Retrospective Parameter Estimation and Forecast of Respiratory Syncytial Virus in the United States.

Recent studies have shown that systems combining mathematical modeling and Bayesian inference methods can be used to generate real-time forecasts of future infectious disease incidence. Here we develop such a system to study and forecast respiratory syncytial virus (RSV). RSV is the most common cause of acute lower respiratory infection and bronchiolitis. Advanced warning of the epidemic timing and volume of RSV patient surges has the potential to reduce well-documented delays of treatment in emergency departments.

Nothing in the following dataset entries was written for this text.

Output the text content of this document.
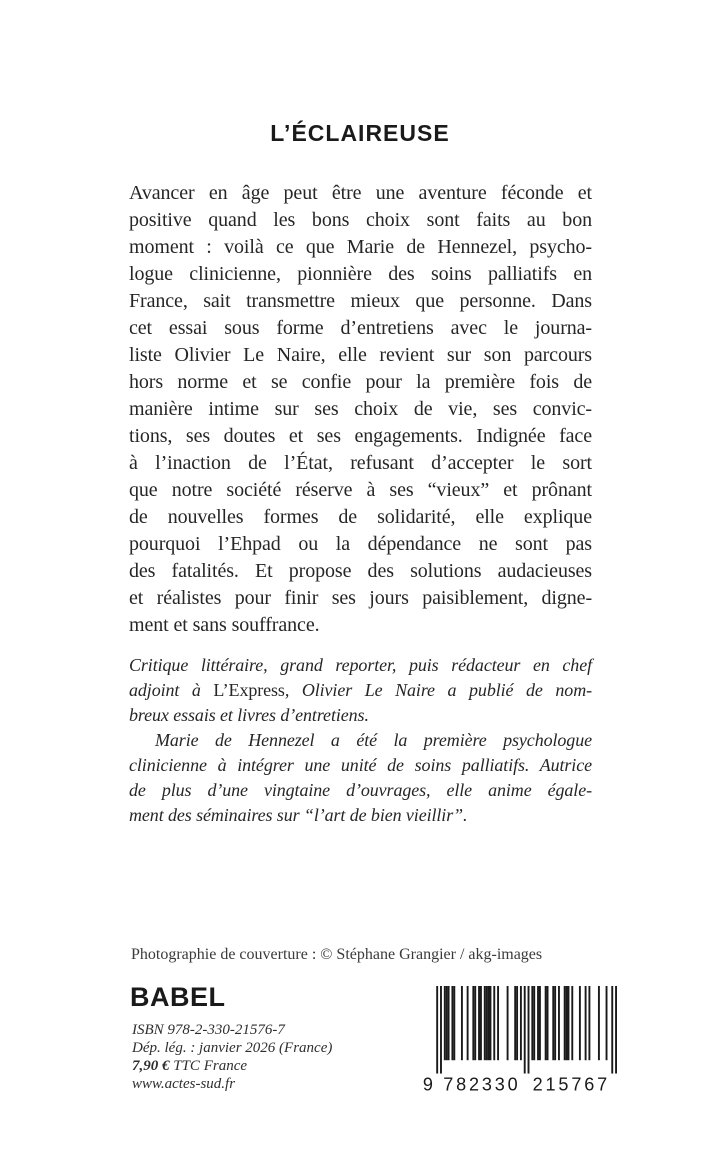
L’ÉCLAIREUSE
Avancer en âge peut être une aventure féconde et
positive quand les bons choix sont faits au bon
moment : voilà ce que Marie de Hennezel, psycho-
logue clinicienne, pionnière des soins palliatifs en
France, sait transmettre mieux que personne. Dans
cet essai sous forme d’entretiens avec le journa-
liste Olivier Le Naire, elle revient sur son parcours
hors norme et se confie pour la première fois de
manière intime sur ses choix de vie, ses convic-
tions, ses doutes et ses engagements. Indignée face
à l’inaction de l’État, refusant d’accepter le sort
que notre société réserve à ses “vieux” et prônant
de nouvelles formes de solidarité, elle explique
pourquoi l’Ehpad ou la dépendance ne sont pas
des fatalités. Et propose des solutions audacieuses
et réalistes pour finir ses jours paisiblement, digne-
ment et sans souffrance.
Critique littéraire, grand reporter, puis rédacteur en chef
adjoint à L’Express, Olivier Le Naire a publié de nom-
breux essais et livres d’entretiens.
Marie de Hennezel a été la première psychologue
clinicienne à intégrer une unité de soins palliatifs. Autrice
de plus d’une vingtaine d’ouvrages, elle anime égale-
ment des séminaires sur “l’art de bien vieillir”.
Photographie de couverture : © Stéphane Grangier / akg-images
BABEL
ISBN 978-2-330-21576-7
Dép. lég. : janvier 2026 (France)
7,90 € TTC France
www.actes-sud.fr	9 782330 215767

We use a susceptible-infectious-recovered (SIR) model in conjunction with an ensemble adjustment Kalman filter (EAKF) and ten years of regional U.S. specimen data provided by the Centers for Disease Control and Prevention. The data and EAKF are used to optimize the SIR model and i) estimate critical epidemiological parameters over the course of each outbreak and ii) generate retrospective forecasts. The basic reproductive number, R0, is estimated at 3.0 (standard deviation 0.6) across all seasons and locations. The peak magnitude of RSV outbreaks is forecast with nearly 70% accuracy (i.e. nearly 70% of forecasts within 25% of the actual peak), four weeks before the predicted peak. This work represents a first step in the development of a real-time RSV prediction system.

Simulation of four respiratory viruses and inference of epidemiological parameters

While influenza has been simulated extensively to better understand its behavior and predict future outbreaks, most other respiratory viruses have seldom been simulated. In this study, we provide an overview of four common respiratory viral infections: respiratory syncytial virus (RSV), respiratory adenovirus, rhinovirus and parainfluenza, present specimen data collected 2004–2014, and simulate outbreaks in 19 overlapping regions in the United States. Pairing a compartmental model and data assimilation methods, we infer key epidemiological parameters governing transmission: the basic reproductive number R0 and length of infection D. RSV had been previously simulated, and our mean estimate of D and R0 of 5.2 days and 2.8, respectively, are within published clinical and modeling estimates. Among the four virus groupings, mean estimates of R0 range from 2.3 to 3.0, with a lower and upper quartile range of 2.0–2.8 and 2.6–3.2, respectively. As rapid PCR testing becomes more common, estimates of the observed virulence and duration of infection for these viruses could inform decision making by clinicians and officials for managing patient treatment and response.